Rappresentare le idee, rappresentare il cambiamento
La conversione, perciò, deriva da un naturale ricerca personale e non cancella, soprattutto, chi si è stati in precedenza, sottolinea Fuksas. Probabilmente oggi “l’ostacolo” più ovvio per una donna che sceglie di abbracciare i principi cattolici nella sua maturità, senza esservi cresciuta all’interno, è proprio la questione femminile (e femminista) nella Chiesa, a partire dal diritto all’aborto e dalle ultime, dure, parole di Papa Francesco. Come cambia allora la percezione di sé nel tempo, dal giorno del battesimo a oggi?
«Cambia in continuazione», risponde Fuksas. «Se si ha la fortuna di incontrare persone di un certo tipo, però, la fede resta una rivoluzione d’amore, di liberazione, parità e uguaglianza. Un cardinale una volta mi disse, se ti chiedono di cambiare tu non devi credergli. È per questo che io non posso credere al Papa quando parla di aborto. Io rimango quella che sono, imperfetta, con la mia storia. Ho aderito a una cosa molto più grande della Chiesa, ho aderito a una posta in gioco, a una visione della vita, della morte, a delle idee che sono il motore delle nostre vite. La Chiesa invece è politica, è fatta di uomini».

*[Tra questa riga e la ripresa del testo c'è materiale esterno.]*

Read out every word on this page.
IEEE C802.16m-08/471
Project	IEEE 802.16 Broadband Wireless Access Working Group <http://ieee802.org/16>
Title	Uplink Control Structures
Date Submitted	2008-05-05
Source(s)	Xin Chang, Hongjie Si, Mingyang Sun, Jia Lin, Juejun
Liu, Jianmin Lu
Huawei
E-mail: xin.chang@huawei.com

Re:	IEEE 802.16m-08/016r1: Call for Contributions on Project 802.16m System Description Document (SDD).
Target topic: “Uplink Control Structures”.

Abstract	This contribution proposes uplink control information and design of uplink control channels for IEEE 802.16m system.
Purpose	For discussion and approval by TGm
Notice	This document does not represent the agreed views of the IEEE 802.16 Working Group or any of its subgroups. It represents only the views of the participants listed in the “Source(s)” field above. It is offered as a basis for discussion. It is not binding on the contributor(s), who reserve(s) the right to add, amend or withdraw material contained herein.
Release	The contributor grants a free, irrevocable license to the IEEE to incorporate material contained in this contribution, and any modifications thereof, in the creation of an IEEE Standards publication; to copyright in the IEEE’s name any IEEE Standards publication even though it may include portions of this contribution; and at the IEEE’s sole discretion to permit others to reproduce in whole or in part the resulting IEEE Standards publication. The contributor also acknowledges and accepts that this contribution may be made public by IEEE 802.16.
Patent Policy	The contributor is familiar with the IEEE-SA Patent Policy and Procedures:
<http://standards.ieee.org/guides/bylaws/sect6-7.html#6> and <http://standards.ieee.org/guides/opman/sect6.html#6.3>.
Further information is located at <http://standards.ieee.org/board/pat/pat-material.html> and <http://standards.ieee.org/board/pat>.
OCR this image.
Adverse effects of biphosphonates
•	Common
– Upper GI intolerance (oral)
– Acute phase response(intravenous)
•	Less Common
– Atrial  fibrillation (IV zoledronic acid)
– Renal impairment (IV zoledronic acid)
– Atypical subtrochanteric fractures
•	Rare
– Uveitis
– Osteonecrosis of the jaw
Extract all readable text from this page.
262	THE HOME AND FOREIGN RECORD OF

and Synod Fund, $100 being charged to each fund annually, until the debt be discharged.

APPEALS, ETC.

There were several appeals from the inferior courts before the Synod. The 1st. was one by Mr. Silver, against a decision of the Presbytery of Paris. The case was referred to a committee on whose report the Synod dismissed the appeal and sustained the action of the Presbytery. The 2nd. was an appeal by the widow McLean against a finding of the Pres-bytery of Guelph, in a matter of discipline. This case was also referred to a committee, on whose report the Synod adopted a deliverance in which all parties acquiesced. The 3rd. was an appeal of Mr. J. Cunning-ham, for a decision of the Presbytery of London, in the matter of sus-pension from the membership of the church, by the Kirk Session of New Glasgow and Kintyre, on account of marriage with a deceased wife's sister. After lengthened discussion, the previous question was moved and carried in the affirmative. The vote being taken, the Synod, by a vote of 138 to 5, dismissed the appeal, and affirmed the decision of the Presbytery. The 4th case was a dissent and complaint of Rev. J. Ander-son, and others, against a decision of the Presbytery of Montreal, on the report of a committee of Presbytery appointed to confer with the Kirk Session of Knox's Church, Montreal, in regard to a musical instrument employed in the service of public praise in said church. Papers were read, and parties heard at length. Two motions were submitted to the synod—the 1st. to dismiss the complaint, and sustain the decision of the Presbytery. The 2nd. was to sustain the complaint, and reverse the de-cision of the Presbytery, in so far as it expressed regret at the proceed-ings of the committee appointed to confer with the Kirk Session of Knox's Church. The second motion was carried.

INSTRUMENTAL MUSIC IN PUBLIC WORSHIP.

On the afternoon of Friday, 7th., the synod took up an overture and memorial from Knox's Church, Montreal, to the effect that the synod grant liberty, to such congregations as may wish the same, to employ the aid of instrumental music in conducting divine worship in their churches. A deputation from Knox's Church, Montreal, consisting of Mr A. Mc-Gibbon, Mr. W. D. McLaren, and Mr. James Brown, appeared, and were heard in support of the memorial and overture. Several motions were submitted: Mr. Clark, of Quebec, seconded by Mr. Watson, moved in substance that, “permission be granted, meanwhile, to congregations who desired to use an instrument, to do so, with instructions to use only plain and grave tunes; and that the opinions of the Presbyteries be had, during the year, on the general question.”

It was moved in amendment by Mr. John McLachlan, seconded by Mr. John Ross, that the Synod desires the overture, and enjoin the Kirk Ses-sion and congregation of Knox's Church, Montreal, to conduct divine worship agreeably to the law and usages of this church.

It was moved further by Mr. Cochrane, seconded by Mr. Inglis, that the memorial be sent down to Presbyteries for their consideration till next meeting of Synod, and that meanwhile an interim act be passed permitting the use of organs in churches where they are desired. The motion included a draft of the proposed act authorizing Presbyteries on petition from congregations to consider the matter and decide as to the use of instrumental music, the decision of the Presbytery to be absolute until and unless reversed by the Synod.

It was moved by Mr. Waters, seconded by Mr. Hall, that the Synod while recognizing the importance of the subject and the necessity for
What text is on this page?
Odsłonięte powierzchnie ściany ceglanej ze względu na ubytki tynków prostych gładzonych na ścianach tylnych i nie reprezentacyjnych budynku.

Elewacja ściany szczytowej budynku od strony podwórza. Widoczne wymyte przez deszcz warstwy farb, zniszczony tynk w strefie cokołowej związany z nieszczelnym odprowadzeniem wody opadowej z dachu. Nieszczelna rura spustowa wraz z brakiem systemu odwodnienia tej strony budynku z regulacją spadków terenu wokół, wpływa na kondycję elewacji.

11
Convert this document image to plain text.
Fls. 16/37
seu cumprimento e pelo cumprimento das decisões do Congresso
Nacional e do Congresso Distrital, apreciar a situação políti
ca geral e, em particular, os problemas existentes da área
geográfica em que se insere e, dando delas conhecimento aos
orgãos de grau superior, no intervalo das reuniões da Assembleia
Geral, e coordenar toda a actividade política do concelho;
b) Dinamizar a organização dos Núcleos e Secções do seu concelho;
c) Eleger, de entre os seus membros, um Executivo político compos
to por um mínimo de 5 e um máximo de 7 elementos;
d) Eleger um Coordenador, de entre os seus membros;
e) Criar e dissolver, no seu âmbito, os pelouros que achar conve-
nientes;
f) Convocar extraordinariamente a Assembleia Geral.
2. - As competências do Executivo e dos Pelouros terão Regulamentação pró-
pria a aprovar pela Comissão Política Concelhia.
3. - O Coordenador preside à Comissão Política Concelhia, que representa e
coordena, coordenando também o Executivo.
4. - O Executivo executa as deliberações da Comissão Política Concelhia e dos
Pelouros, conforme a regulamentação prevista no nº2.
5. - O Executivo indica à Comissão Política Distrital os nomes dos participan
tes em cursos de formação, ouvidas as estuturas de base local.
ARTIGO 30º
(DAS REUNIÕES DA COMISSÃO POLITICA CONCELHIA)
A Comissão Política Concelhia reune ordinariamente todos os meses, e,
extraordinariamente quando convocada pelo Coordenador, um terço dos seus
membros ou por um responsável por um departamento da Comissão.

La fede che Elisa Fuksas racconta e rappresenta, dunque, è già di per sé qualcosa di intangibile da cogliere con un mezzo – al contrario – tangibile e sensoriale, il cinema, fatto di immagini e suoni. «Per me però il film è proprio invisibile, si fonda su qualcosa di molto visibile ma immateriale. Le cose che tocca, che muove, sono i sentimenti. I volti, gli attori, la fotografia sono solo delle porte verso qualcos’altro, qualcosa di inconsistente, perché la fede rimane una questione di invisibilità. Come quando ti innamori».